Number one is to always use a lead unless you’re in an off-leash designated area. Cities are full of sudden stimuli, loud noises, and lots of people, not to mention cars. No matter how well trained your dog is, they can absolutely be set off by a combination of bad circumstances, and it’s important to have a quick and immediate way to keep your dog in control. For that matter, don’t use a retractable lead either, they don’t offer nearly enough control and have tons of downsides. They can be a great training device when you’re in a wide-open space with no other dogs or people around, but when navigating city streets they are too risky and even dangerous to be worth the convenience (and don’t encourage fantastic leash manners to boot!).
While we’re at it, your dog should be trained in the four basic commands as soon as you can. Those 4 commands being “sit”, “stay”, “come” and “leave it”. Sitting and waiting at intersections is very important, as it means your dog won’t step out into traffic (as they won’t know what to look out for). Leave it is also very important, as there can be all kinds of things on the ground that are not good for a dog to be nibbling on.
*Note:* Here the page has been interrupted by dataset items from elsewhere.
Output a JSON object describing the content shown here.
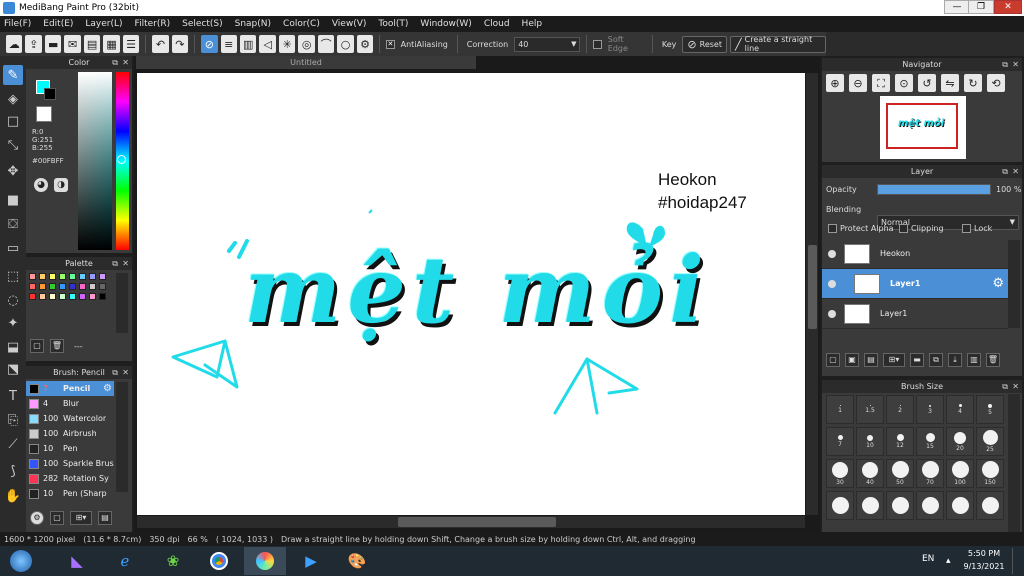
{
  "app": {
    "title": "MediBang Paint Pro (32bit)"
  },
  "window_controls": {
    "minimize": "—",
    "maximize": "❐",
    "close": "✕"
  },
  "menu": [
    "File(F)",
    "Edit(E)",
    "Layer(L)",
    "Filter(R)",
    "Select(S)",
    "Snap(N)",
    "Color(C)",
    "View(V)",
    "Tool(T)",
    "Window(W)",
    "Cloud",
    "Help"
  ],
  "toolbar": {
    "antialiasing_label": "AntiAliasing",
    "correction_label": "Correction",
    "correction_value": "40",
    "soft_edge_label": "Soft Edge",
    "key_label": "Key",
    "reset_label": "Reset",
    "straight_line_label": "Create a straight line"
  },
  "color_panel": {
    "title": "Color",
    "r": "R:0",
    "g": "G:251",
    "b": "B:255",
    "hex": "#00FBFF",
    "fg_color": "#00fbff",
    "bg_color": "#000000"
  },
  "palette_panel": {
    "title": "Palette",
    "colors": [
      "#ff9999",
      "#ffcc66",
      "#ffff66",
      "#99ff66",
      "#66ff99",
      "#66ccff",
      "#9999ff",
      "#cc99ff",
      "#ff6666",
      "#ff9933",
      "#33cc33",
      "#3399ff",
      "#3333cc",
      "#ff66cc",
      "#cccccc",
      "#666666",
      "#ff3333",
      "#ffcc99",
      "#ffffcc",
      "#ccffcc",
      "#33ffff",
      "#cc66ff",
      "#ff99cc",
      "#000000"
    ],
    "dash": "---"
  },
  "brush_panel": {
    "title": "Brush: Pencil",
    "items": [
      {
        "size": "7",
        "name": "Pencil",
        "color": "#000000",
        "selected": true
      },
      {
        "size": "4",
        "name": "Blur",
        "color": "#ff99ff",
        "selected": false
      },
      {
        "size": "100",
        "name": "Watercolor",
        "color": "#88ddff",
        "selected": false
      },
      {
        "size": "100",
        "name": "Airbrush",
        "color": "#cccccc",
        "selected": false
      },
      {
        "size": "10",
        "name": "Pen",
        "color": "#222222",
        "selected": false
      },
      {
        "size": "100",
        "name": "Sparkle Brus",
        "color": "#3355ff",
        "selected": false
      },
      {
        "size": "282",
        "name": "Rotation Sy",
        "color": "#ff3355",
        "selected": false
      },
      {
        "size": "10",
        "name": "Pen (Sharp",
        "color": "#222222",
        "selected": false
      }
    ]
  },
  "document": {
    "tab": "Untitled"
  },
  "artwork": {
    "text_line1": "Heokon",
    "text_line2": "#hoidap247",
    "lettering": "mệt mỏi",
    "accent": "#22dbe9"
  },
  "navigator": {
    "title": "Navigator"
  },
  "layer_panel": {
    "title": "Layer",
    "opacity_label": "Opacity",
    "opacity_value": "100 %",
    "opacity": 1.0,
    "blending_label": "Blending",
    "blending_value": "Normal",
    "protect_alpha": "Protect Alpha",
    "clipping": "Clipping",
    "lock": "Lock",
    "layers": [
      {
        "name": "Heokon",
        "selected": false
      },
      {
        "name": "Layer1",
        "selected": true
      },
      {
        "name": "Layer1",
        "selected": false
      }
    ]
  },
  "brush_size_panel": {
    "title": "Brush Size",
    "sizes": [
      "1",
      "1.5",
      "2",
      "3",
      "4",
      "5",
      "7",
      "10",
      "12",
      "15",
      "20",
      "25",
      "30",
      "40",
      "50",
      "70",
      "100",
      "150",
      "",
      "",
      "",
      "",
      "",
      ""
    ]
  },
  "status": {
    "pixels": "1600 * 1200 pixel",
    "cm": "(11.6 * 8.7cm)",
    "dpi": "350 dpi",
    "zoom": "66 %",
    "coords": "( 1024, 1033 )",
    "hint": "Draw a straight line by holding down Shift, Change a brush size by holding down Ctrl, Alt, and dragging"
  },
  "taskbar": {
    "lang": "EN",
    "time": "5:50 PM",
    "date": "9/13/2021"
  }
}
Cities are noisy, and situations can change or develop very quickly. It’s important to teach your dog that common city noises (fire trucks, for example) are not a bad thing via counter-conditioning (“desensitization”) training. Additionally, at blind corners or narrow passages, go in front of your dog so that they aren’t facing to face with a person (who may not love dogs), or, worse, a potentially reactive dog that you couldn’t see. Dognapping is a tragic reality, especially in cities— if you need to run errands with your dog, either bring someone who can wait outside with your dog and keep an eye on them, or only visit pet-friendly businesses. Also: you have no control of your dog while they’re tied up outside, and they could eat something they shouldn’t, get in a fight with another dog (dogs tend to be more reactive while restrained like this), or even escape their collar/harness if something startles them!
As for potty etiquette, always always always pick up after your dog! People leaving dog poop on the sidewalk ruin the reputation of all dog owners, walkers, and lovers in that neighborhood and is generally just a gross mess that other people shouldn’t have to deal with! For that matter, training your dog not to pee on someone’s house or plants. City trees tend to be fair game, as are street lamps and fire hydrants. Generally, train your dog to relieve themselves at the curb (not in the street, mind you but at the curb) or otherwise out of the main footpath.
Finally, pay attention to your surroundings! Try and keep texting or checking your phone to a minimum, and keep your hands relatively free. Having eyes and ears “up” is important for safety, so keep the headphones put away and avoid phone calls— if the call can’t wait, the walk can, and vice versa. Besides, a walk is the best time to spend some quality time with your dog! Unplug, enjoy the outdoors, and be present with your furry friend— dog ownership is all about the relationship between human and animal, and being present to your dog when you go out with them helps a ton with this!
These may all sound rather ominous warnings, and perhaps you think I’m being overcautious, but these are all important to be mindful of. The number one most important thing, at the end of the day, is to enjoy spending time with your dog! Sharing your life with a four-legged companion (or less, in some cases!) is such a treat, and as long as we’re all able to do so safely and responsibly, everyone wins, and living in a city like San Francisco offers such a wealth of experiences for you and your dog to experience, so get out there and enjoy!